Anak itu berumur dua tahun dan satu 11 tahun. Sebelum pandemi Covid-19, menurutnya sebulan ia mendapatkan penghasilan rata-rata sebesar Rp 2 Juta per bulan. Namun, oleh pandemi Covid-19, penghasilanya merosot jauh.
“Sebulan 250 ribu untuk biaya kos. Untuk sekarang saya jual sapu dan biasanya mangkal KFC. Delapan sapu setiap hari biasanya saya pikul dan laku terjual 3-4 dengan harga persapu Rp 20.000,” jelasnya.
Penderita tunanetra lain, Yosep Beda (52) asal Kabupaten Ende juga hadir di situ. Pria yang memiliki anggota keluarga 4 orang itu mengaku datang ke Kupang tahun 1986.
“Waktu itu pegawai Dinas Sosial yang ajak. Dulu itu kami masih sertifikat umum,” jelas Yosep.
Menurutnya, setelah mendapat serifikat keterampilan tahun 1986, ia kembali ke Ende dan kemudian datang ke Kupang pada tahun 1997.
“Pada dasarnya kami semua penderita tunanetra ini punya pekerjaan sama yakni jual sapu dan kerja di hotel untuk pijit khusus tamu,” jelasnya.
Yosep menjelaskan, Covid-19 adalah masa yang sangat sulit karena penghasilan tidak menentu.
Sementara itu hingga kini, tak ada satupun bantuan khsusus disabilitas dari Pemerintah Kota Kupang, selain bantuan Program Keluarga Harapan (PKH) dari Pemerintah Pusat.
“Dari Pemkot tidak ada. Palingan kalau bantuan Sembako kami dapat dari orang-orang yang peduli dengan kami selama ini,” jelasnya.
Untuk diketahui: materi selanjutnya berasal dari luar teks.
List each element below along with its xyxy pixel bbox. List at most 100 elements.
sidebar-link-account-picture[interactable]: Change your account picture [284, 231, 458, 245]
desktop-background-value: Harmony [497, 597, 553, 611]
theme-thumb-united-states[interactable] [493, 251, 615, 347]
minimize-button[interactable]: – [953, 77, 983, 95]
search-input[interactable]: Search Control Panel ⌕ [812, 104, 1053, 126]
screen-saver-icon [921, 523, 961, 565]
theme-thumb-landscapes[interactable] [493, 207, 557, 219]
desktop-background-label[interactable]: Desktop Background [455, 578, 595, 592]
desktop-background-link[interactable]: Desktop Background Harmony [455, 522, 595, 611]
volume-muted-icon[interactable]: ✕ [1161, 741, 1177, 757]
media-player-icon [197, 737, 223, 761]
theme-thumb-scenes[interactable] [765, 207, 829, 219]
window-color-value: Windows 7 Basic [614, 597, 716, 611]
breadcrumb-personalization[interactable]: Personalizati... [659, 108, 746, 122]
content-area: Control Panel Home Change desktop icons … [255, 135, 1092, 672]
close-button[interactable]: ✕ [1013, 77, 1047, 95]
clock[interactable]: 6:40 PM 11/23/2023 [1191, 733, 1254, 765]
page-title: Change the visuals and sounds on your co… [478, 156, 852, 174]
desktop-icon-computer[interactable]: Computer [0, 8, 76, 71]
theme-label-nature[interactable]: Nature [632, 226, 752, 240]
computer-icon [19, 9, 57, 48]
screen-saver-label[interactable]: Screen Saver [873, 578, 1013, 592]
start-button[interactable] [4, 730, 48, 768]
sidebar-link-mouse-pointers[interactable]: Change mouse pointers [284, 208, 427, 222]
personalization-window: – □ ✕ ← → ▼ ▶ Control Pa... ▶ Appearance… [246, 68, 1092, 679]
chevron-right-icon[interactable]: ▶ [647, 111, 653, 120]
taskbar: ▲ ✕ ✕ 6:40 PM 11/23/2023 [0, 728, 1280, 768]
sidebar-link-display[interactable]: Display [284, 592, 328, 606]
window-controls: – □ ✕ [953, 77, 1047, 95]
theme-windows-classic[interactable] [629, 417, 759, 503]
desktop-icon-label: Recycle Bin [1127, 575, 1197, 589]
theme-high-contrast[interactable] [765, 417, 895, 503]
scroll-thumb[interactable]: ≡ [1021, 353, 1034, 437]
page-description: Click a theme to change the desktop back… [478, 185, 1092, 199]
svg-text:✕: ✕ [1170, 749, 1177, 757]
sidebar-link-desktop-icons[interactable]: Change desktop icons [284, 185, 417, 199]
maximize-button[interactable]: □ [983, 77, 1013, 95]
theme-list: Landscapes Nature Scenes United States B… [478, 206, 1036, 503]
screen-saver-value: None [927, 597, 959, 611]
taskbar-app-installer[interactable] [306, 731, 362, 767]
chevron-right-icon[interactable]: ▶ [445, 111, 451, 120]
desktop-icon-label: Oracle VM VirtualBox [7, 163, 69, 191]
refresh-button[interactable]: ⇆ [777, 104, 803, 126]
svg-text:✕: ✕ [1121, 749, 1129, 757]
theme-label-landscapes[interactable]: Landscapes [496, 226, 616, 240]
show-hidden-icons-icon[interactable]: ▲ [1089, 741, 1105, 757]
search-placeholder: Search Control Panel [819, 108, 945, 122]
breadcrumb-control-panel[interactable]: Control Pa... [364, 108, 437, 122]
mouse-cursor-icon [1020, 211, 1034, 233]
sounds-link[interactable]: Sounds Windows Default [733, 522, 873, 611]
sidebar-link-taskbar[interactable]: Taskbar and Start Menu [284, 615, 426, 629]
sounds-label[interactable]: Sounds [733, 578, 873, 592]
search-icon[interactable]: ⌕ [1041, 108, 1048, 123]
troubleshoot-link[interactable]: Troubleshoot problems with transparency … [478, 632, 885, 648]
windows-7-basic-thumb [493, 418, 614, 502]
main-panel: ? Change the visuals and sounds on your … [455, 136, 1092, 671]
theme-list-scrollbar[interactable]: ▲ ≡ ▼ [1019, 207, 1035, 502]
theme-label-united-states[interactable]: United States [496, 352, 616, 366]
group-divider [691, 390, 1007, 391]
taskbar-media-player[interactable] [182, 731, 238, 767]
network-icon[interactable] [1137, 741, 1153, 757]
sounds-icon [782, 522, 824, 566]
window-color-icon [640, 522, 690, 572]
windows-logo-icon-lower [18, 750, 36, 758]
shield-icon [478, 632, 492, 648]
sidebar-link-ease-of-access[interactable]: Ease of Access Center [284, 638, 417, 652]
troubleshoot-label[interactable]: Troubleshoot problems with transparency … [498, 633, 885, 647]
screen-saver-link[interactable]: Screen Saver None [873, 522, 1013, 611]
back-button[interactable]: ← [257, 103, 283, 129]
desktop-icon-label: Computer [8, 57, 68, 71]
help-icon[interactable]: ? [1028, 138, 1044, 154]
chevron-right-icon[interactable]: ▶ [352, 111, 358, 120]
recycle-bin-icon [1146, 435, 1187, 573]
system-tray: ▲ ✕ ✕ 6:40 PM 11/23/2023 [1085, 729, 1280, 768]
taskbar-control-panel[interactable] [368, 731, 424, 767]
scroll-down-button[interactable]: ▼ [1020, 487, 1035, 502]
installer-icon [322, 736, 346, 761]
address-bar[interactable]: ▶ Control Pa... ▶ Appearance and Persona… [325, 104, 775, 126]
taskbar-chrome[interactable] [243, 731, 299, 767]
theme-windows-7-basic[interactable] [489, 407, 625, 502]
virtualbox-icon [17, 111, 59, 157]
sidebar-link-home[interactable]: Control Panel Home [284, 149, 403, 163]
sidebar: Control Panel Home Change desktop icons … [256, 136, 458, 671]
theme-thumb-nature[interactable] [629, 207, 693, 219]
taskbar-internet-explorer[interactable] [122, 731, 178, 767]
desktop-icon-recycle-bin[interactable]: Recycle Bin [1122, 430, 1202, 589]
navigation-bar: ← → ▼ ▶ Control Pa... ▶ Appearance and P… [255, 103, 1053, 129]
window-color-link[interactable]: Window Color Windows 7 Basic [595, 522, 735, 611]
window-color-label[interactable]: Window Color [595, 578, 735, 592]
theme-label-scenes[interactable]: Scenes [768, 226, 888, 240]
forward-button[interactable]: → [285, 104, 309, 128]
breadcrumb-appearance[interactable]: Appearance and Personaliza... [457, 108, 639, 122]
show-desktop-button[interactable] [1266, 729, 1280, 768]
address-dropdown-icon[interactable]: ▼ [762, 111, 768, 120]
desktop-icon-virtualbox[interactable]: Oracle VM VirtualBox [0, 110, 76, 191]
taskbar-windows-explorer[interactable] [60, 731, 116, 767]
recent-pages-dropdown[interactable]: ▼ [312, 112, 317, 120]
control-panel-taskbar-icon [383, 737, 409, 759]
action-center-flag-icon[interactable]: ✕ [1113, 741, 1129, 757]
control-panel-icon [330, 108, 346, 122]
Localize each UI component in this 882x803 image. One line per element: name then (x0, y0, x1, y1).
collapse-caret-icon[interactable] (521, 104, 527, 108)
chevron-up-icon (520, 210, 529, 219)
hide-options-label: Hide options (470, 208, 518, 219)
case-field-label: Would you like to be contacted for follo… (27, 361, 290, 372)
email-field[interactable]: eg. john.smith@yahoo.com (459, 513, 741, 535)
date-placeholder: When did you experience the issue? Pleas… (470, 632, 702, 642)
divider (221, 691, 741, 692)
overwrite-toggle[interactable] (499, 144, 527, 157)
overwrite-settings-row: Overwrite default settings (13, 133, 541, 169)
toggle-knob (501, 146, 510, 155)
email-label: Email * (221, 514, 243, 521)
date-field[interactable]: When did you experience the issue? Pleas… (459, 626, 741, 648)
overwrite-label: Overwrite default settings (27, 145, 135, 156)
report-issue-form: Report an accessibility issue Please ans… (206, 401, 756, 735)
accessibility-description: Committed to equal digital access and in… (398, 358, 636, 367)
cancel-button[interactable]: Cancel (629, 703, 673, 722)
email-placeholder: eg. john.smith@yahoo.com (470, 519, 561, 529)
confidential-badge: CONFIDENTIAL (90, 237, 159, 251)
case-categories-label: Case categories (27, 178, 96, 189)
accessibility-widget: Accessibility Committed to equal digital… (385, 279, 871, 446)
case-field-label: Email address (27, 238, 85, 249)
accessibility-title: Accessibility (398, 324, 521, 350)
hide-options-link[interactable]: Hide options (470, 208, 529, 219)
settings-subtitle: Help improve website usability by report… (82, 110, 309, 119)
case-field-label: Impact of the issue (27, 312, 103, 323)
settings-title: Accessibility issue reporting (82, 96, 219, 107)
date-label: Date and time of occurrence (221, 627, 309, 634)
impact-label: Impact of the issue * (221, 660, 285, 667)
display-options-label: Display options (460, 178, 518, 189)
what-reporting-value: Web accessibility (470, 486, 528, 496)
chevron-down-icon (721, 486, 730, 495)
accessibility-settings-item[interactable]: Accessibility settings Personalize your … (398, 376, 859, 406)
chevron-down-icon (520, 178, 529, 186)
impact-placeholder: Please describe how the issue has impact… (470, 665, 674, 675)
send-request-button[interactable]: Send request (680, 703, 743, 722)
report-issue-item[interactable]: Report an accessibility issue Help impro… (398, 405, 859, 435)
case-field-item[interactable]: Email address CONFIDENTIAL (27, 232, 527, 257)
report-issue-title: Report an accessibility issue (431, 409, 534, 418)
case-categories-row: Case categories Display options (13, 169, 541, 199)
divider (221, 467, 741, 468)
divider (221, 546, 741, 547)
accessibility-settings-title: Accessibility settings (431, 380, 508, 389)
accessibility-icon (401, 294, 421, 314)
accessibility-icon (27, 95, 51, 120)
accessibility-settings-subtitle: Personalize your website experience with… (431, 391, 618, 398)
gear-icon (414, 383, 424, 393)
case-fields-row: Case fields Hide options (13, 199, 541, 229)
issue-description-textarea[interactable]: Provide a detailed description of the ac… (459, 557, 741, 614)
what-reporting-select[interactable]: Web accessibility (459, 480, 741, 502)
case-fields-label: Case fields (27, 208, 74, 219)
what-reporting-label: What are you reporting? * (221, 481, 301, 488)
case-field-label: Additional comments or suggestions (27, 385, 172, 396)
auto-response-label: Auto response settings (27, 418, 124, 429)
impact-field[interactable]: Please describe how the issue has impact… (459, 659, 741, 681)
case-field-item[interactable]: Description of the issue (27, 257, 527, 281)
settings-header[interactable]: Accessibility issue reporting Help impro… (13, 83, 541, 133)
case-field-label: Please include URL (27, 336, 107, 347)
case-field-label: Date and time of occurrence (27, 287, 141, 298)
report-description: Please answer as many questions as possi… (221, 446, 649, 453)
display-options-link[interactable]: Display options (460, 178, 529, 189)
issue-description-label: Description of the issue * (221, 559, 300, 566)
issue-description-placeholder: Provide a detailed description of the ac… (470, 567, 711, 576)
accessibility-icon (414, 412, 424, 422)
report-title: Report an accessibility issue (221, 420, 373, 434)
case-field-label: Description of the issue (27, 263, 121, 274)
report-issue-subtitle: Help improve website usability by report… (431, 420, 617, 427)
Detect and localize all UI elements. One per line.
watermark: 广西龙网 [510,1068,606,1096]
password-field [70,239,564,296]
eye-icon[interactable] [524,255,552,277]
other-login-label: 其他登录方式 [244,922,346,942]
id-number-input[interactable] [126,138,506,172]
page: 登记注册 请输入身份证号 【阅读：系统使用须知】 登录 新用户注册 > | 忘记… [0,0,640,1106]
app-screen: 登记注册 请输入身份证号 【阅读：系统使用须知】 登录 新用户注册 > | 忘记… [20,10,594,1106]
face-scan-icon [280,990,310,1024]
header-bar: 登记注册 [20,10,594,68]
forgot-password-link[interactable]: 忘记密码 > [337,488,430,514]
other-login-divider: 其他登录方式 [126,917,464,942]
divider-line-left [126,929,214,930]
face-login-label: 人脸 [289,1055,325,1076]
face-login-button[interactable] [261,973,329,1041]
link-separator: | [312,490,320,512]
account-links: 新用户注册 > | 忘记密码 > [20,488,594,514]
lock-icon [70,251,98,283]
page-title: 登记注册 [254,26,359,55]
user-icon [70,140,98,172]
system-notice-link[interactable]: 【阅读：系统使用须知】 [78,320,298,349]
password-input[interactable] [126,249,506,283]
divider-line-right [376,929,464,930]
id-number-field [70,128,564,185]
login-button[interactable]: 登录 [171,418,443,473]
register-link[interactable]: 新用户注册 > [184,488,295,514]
“Dari Pemkot tidak ada bantuan sama sekali,” sambungnya lagi.
Informasi yang berhasil diperoleh VoxNtt.com, hampir seluruh penderita tunanetra yang berdomisili di Maulafa, memiliki keterampilan dan pekerjaan yang sama yakni memijit dan menjual sapu.
Mereka menjadikan Maulafa sebagai tempat beradaptasi dengan masyarakat normal. Ini adalah pilihan mereka karena akses yang bisa menjangkau ke semua lokasi untuk mencari nafkah di Kota Kupang.
Hingga kini, bahkan sudah belasan hingga puluhan tahun, beristri dan memiliki anak, mereka tetap masih tinggal di kos-kosan karena tidak punya biaya untuk membeli tanah dan membangun rumah sebagai tempat tinggal.